The Texas Alliance of Energy Producers, commenting on the EPA’s proposed changes to the regulation of methane leaks seeks to ‘repair’ over-reaching federal regulation on methane leaks in the oil patch. TAEP president John Tintera observed ‘methane is natural gas, virtually the same gas that we cook and heat our homes with every day. It is a very common gas emitted by wetlands and livestock. It is a by-product of life itself.’ While oil field methane leaks ‘should be detected and fixed’, heavy-handed federal regulations are considered ‘punitive, costly and unfair to the small independent producer’. At issue is the inclusion of stripper wells with marginal gas production under the new regulatory régime.

In an address earlier this year, reported in the Texas Tribune, Texas Railroad Commissioner Wayne Christian opined that ‘the science on climate change is not settled’. Christian railed against folks who see oil and gas as an antiquated energy source that will soon be replaced with so-called ‘green’ alternatives. ‘Fossil fuels are going to remain our primary source of energy for the foreseeable future. In my opinion, that is not a bad thing.’

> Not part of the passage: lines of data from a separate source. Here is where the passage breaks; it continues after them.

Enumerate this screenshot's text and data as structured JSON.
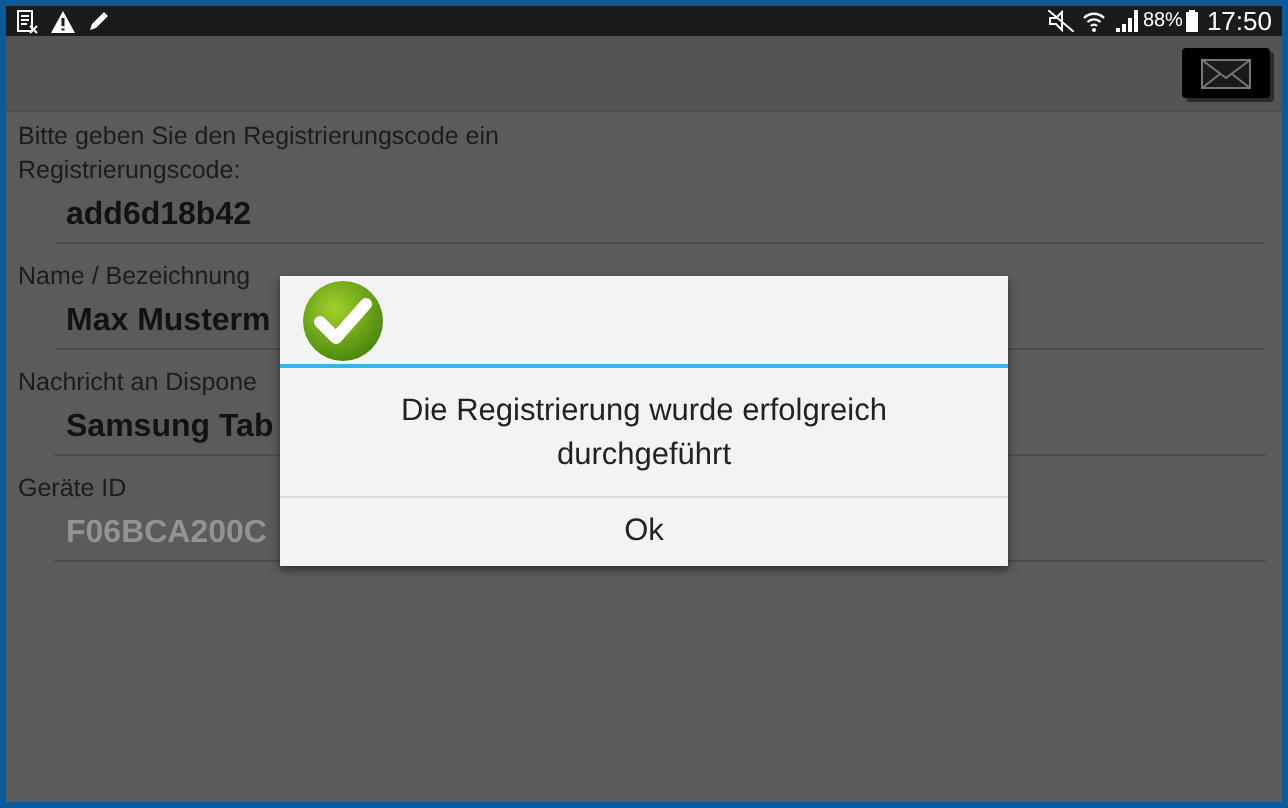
{
  "status_bar": {
    "battery": "88%",
    "time": "17:50"
  },
  "intro": "Bitte geben Sie den Registrierungscode ein",
  "fields": [
    {
      "label": "Registrierungscode:",
      "value": "add6d18b42",
      "disabled": false
    },
    {
      "label": "Name / Bezeichnung",
      "value": "Max Musterm",
      "disabled": false
    },
    {
      "label": "Nachricht an Dispone",
      "value": "Samsung Tab",
      "disabled": false
    },
    {
      "label": "Geräte ID",
      "value": "F06BCA200C",
      "disabled": true
    }
  ],
  "dialog": {
    "message": "Die Registrierung wurde erfolgreich durchgeführt",
    "button": "Ok"
  }
}
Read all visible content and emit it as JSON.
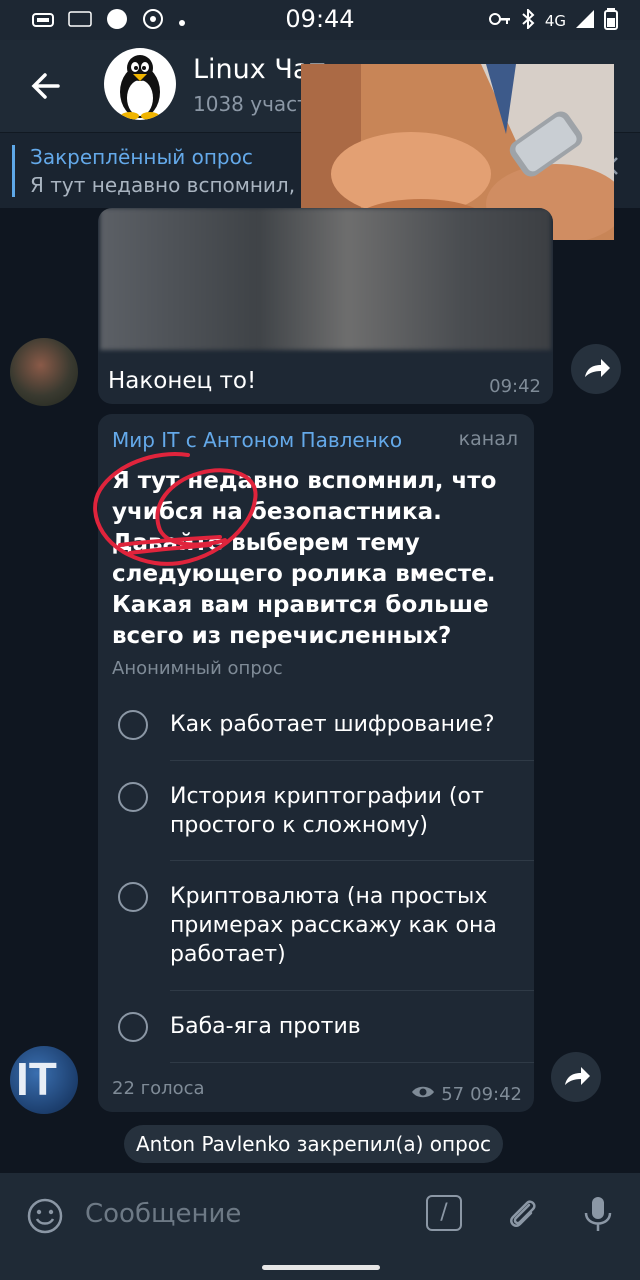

Whatever your opinion on these issues, recent events in France have shown how hard even a modest move towards a carbon tax (along with an equally modest reduction in a speed limit on country roads) can be to get past the masses. A few centimes of a Euro/liter increase in the gasoline and diesel tax and a reduction from 90 to 80kph brought thousands of ‘gilets jaunes’ into the streets to complain that a) gas was too expensive and b) they were being denied the right to use more gas by driving faster.